Revisionsfrist: Rechtzeitigkeit trotz irrtümlicher Eingangsstempelung
- Gericht
- BGH
- Spruchkörper
- 2. Strafsenat
- Aktenzeichen
- 2 StR 154/97
- Datum
- 05.12.1997
- Rechtsgebiet
- Strafrecht
Abstrakte Rechtssätze
Die Rechtzeitigkeit einer Revisionsschrift bemisst sich nach dem tatsächlichen Zugang beim zuständigen Gericht, nicht ausschließlich nach der datumsbestätigenden Stempelung.

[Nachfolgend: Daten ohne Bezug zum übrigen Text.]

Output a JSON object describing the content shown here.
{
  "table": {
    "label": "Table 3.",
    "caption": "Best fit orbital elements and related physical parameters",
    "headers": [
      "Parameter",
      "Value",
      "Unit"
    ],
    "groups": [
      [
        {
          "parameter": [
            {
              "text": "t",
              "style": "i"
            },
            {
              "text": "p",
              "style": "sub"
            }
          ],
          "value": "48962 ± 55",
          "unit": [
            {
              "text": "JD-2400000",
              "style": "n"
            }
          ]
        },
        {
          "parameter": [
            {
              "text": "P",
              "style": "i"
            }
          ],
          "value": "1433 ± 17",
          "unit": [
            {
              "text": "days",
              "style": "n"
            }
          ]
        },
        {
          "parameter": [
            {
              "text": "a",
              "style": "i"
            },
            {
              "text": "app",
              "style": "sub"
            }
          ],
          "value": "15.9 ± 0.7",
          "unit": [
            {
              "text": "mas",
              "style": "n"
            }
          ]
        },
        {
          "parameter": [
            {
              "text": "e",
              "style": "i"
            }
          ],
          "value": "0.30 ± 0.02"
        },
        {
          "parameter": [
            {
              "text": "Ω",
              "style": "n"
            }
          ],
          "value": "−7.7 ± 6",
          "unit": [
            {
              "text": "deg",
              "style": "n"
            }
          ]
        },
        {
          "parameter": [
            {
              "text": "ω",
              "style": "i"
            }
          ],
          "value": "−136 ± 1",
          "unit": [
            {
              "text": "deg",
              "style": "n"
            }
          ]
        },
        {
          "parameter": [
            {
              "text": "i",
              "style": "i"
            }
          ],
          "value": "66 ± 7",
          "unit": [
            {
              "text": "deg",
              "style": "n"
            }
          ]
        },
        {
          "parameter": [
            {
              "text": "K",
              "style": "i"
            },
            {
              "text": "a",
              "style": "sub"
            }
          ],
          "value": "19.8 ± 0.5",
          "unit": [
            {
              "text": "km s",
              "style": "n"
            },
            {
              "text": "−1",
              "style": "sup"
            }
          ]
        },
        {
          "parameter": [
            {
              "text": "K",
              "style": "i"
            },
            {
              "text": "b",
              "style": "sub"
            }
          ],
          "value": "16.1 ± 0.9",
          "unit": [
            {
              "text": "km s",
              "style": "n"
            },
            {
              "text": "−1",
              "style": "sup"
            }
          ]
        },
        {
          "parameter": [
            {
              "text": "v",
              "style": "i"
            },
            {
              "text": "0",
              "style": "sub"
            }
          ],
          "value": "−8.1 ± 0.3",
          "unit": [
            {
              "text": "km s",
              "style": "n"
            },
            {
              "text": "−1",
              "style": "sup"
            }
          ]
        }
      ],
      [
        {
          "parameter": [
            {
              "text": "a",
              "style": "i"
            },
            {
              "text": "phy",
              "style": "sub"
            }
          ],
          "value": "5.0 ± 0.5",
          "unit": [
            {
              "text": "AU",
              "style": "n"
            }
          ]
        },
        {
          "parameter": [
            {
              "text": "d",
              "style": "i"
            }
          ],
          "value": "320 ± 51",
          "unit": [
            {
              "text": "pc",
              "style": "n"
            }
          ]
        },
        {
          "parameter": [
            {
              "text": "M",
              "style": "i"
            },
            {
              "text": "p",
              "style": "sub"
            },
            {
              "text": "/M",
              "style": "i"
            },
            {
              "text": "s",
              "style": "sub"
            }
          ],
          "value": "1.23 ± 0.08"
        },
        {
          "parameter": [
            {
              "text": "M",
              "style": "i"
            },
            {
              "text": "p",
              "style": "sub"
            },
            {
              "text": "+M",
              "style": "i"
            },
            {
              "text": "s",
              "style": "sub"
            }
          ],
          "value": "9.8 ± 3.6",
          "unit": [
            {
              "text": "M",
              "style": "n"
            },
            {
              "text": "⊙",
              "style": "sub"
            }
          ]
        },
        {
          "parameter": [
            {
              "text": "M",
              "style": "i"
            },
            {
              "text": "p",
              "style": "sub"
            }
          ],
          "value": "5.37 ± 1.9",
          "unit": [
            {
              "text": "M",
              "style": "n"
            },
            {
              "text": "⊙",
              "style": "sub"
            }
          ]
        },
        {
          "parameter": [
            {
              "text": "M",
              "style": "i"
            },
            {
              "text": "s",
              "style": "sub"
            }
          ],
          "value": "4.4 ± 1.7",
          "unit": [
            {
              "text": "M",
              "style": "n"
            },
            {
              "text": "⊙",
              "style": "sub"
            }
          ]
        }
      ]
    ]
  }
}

Eine irrtümliche Datumsstempelung durch Gerichtsbeamte kann durch andere glaubhafte, dienstliche oder persönliche Angaben widerlegt werden.

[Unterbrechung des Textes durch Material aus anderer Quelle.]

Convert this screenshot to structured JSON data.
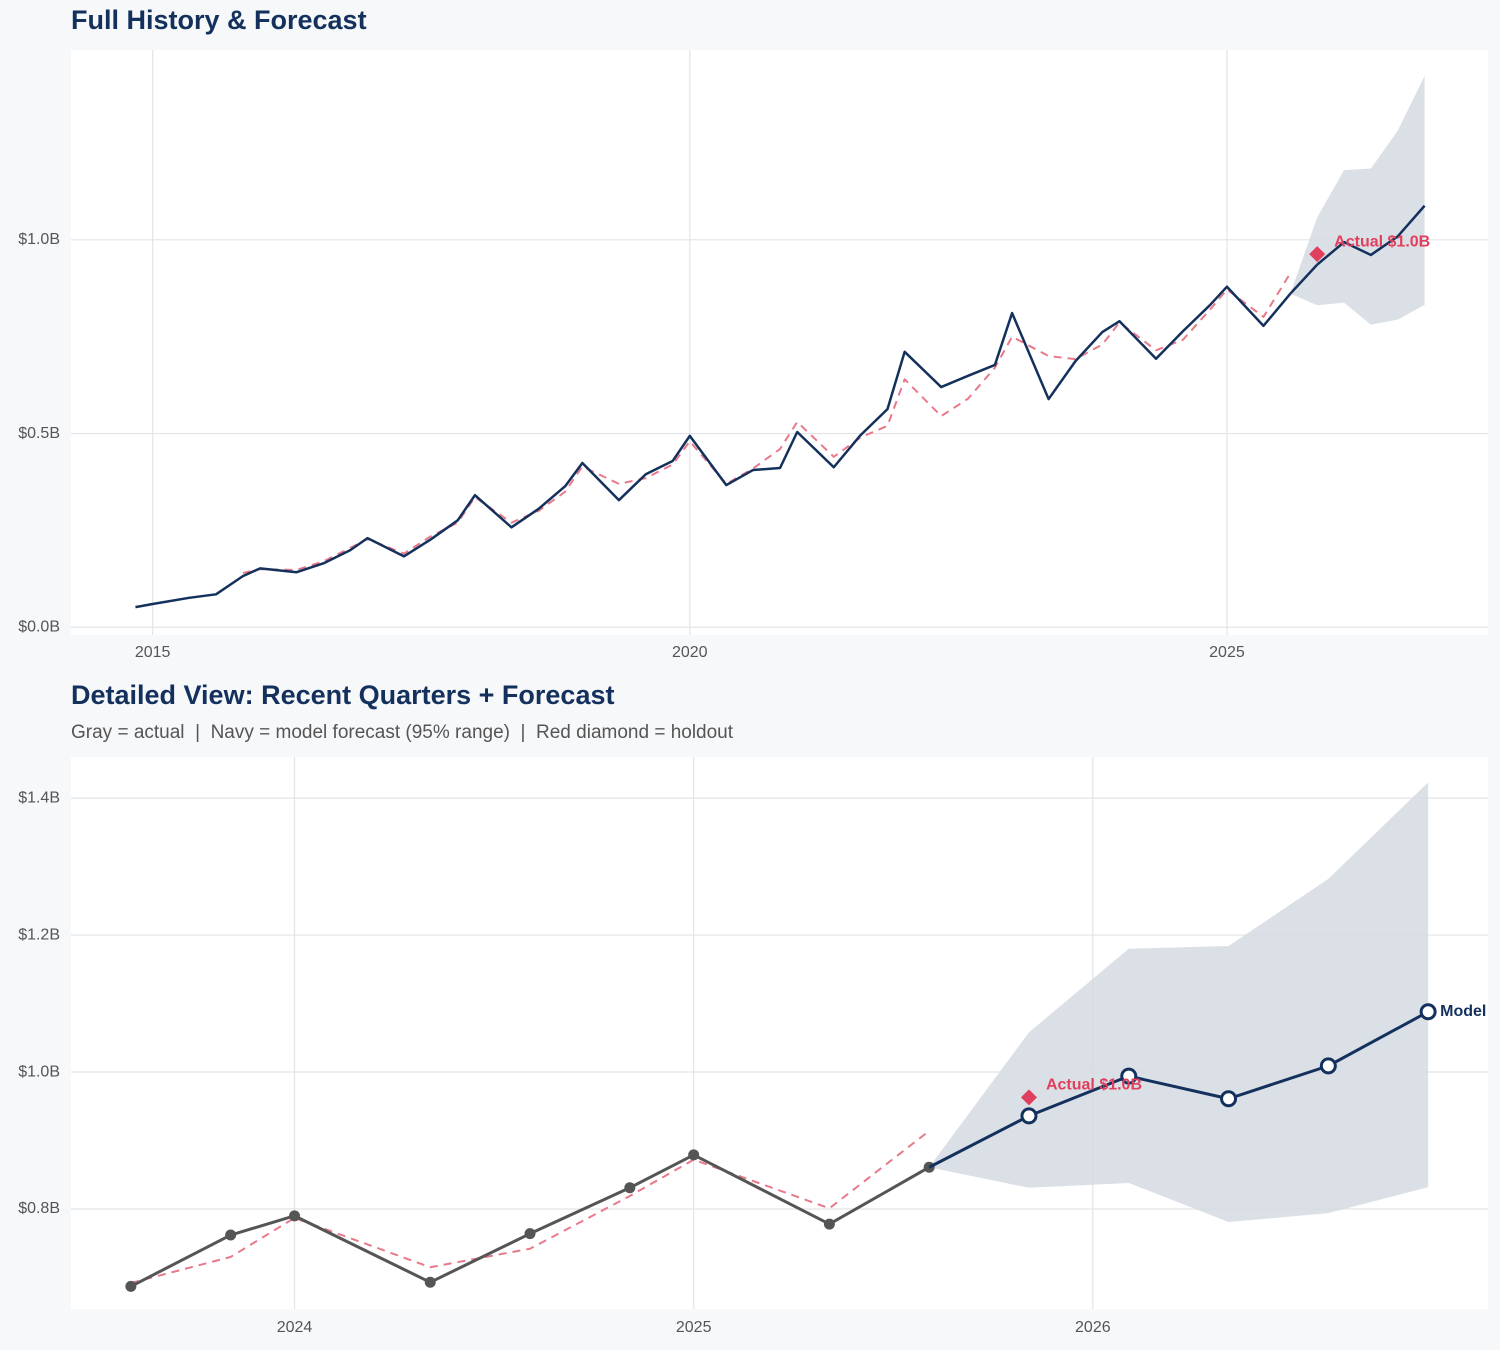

Glaubhafte Erklärungen des anwaltlichen Vertreters und von Gerichtsbediensteten können den tatsächlichen Posteingang substantiiert nachweisen und damit Fristwahrung begründen.
Hat die Vorinstanz die Revisionsfrist irrtümlich verneint, ist ihre Entscheidung über die Unzulässigkeit des Rechtsmittels aufzuheben.
Rubrum
BUNDESGERICHTSHOF BESCHLUSS 2 StR 154/97 vom 5. Dezember 1997 in der Strafsache gegen wegen sexuellen Missbrauchs von Kindern
Der 2. Strafsenat des Bundesgerichtshofs hat auf Antrag des Generalbundesanwalts und nach Anhörung des Angeklagten am 5. Dezember 1997 gemäß **§ 346 Abs. 2 StPO
Tenor
Auf den Antrag des Nebenklägers K. auf Entscheidung des Revisionsgerichts wird der Beschluss des Landgerichts Mainz vom 6. Februar 1997, durch den die Revision des Nebenklägers als unzulässig verworfen wurde, aufgehoben.
Gründe
Der Nebenkläger hat die Wochenfrist für die Einlegung der Revision gegen das Urteil des Landgerichts Mainz vom 23. Januar 1997 nicht versäumt. Entgegen der Annahme des Landgerichts ging die Revisionsschrift der Vertreterin des Nebenklägers bereits am 30. Januar 1997 und damit rechtzeitig beim Landgericht Mainz ein.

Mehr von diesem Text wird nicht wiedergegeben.